Do you all trim your LGDs nails? I want to trim them, especially the double dew claws in the back but my husband says their nails are for defense. We have coyotes around, but really haven't seen any in our pasture since we put the dogs out there a year ago. No other predators for the dogs to worry about


----------



## deerbunnyfarm (Dec 14, 2015)

I don't have an lgd but I can't see how having long dewclaws would be self defense. Those things rip off so easily I can't see what use they would be!


----------



## sassykat6181 (Nov 28, 2012)

I think all the claws need a trim, not just the dew claws. I just don't see his point that the long nails are their defense. I think their bite would be their defense


----------



## deerbunnyfarm (Dec 14, 2015)

Yeah, long nails on a dog can actually hinder their movements, not to mention the pain.


----------



## sassykat6181 (Nov 28, 2012)

Well he always says ok when I hear from the "gurus" on the forum  lol. So I'm just going to trim them


----------



## nicolemackenzie (Dec 27, 2014)

Yeah, dogs don't use their nails as defense and those dewclaws rip off as mentioned.
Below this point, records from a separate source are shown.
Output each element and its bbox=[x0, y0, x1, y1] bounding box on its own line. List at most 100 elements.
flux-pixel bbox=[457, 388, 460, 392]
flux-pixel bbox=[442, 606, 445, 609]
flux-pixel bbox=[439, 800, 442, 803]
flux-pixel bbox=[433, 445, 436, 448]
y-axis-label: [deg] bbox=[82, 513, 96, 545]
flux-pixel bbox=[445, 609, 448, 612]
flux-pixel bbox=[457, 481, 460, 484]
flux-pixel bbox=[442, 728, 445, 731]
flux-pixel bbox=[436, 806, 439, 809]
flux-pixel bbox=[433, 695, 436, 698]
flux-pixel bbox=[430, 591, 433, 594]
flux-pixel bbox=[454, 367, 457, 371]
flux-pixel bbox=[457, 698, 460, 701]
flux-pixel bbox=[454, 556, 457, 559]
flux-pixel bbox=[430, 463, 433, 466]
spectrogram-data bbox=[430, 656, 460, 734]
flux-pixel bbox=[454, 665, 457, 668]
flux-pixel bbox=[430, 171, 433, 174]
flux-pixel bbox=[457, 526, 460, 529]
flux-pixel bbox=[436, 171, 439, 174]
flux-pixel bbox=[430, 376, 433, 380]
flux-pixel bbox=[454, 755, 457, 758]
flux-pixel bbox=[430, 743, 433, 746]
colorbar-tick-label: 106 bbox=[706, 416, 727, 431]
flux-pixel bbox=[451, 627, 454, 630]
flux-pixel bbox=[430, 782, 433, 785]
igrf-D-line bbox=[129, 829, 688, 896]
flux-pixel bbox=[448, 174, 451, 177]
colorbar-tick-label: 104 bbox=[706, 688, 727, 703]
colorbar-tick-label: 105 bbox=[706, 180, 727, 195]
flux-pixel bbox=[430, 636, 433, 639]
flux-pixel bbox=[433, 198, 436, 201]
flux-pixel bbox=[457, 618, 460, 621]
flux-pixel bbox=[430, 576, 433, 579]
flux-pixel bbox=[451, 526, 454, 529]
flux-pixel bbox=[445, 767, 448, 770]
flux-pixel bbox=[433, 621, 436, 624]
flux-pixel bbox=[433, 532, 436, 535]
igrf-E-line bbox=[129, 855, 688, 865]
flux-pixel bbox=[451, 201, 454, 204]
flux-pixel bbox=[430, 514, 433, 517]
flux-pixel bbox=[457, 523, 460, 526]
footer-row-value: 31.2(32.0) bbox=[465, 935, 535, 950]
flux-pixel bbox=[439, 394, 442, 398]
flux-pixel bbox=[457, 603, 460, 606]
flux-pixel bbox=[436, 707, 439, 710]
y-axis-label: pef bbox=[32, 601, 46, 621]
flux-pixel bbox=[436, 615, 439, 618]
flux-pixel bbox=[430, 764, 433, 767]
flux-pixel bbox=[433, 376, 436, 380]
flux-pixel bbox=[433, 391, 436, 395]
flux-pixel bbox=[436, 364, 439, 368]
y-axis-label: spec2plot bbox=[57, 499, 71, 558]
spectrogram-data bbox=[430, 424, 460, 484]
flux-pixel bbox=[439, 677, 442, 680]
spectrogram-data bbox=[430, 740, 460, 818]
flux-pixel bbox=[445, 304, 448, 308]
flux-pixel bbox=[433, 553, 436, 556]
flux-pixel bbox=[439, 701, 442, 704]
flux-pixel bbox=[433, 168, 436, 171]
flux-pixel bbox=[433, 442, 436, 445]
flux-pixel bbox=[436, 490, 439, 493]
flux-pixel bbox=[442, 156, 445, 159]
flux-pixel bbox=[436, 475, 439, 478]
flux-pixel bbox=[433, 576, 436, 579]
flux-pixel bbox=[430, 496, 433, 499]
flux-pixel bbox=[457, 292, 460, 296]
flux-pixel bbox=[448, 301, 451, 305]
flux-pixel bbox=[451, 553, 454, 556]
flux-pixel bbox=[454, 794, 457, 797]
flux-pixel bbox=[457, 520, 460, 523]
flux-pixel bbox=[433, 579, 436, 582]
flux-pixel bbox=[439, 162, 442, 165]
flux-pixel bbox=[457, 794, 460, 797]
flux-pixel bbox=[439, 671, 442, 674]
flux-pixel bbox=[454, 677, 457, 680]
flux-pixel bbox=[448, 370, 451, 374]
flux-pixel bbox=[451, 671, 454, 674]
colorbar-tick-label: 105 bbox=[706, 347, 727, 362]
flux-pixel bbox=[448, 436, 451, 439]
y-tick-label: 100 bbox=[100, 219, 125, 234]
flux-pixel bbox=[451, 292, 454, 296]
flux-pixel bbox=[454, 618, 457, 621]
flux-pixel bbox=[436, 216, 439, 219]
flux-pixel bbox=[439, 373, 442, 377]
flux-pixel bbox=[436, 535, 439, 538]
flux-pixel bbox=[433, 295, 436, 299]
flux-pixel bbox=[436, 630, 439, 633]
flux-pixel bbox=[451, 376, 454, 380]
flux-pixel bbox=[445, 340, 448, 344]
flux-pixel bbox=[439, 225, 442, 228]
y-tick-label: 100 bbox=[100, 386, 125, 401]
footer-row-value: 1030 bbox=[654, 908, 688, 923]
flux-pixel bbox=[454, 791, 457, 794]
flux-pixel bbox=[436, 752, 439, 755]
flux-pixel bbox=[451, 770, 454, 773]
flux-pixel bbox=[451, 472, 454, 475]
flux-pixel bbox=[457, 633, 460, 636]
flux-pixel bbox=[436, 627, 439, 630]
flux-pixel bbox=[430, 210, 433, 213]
Overgrown nails are more apt to catch and break and overgrown nails effect the foot by spreading the toes causing discomfort. If you don't trim them the quicks grow out and it becomes harder to keep the nails cut short.


----------



## sassykat6181 (Nov 28, 2012)

They'll both be getting trims this weekend. Fortunately for us both they have white nails


----------



## Suzanne_Tyler (Jul 19, 2014)

I learned the hard way to keep my LGD's nails trimmed the winter before last when his dewclaw had grown a all the way around and back in and he was bleeding


----------



## sassykat6181 (Nov 28, 2012)

Ouch, yikes. Surprsingly their nails aren't very long. But we have hard dry ground. The dew claws need trimming, but not much


----------



## toth boer goats (Jul 20, 2008)

Yes, trim the dew claws.


----------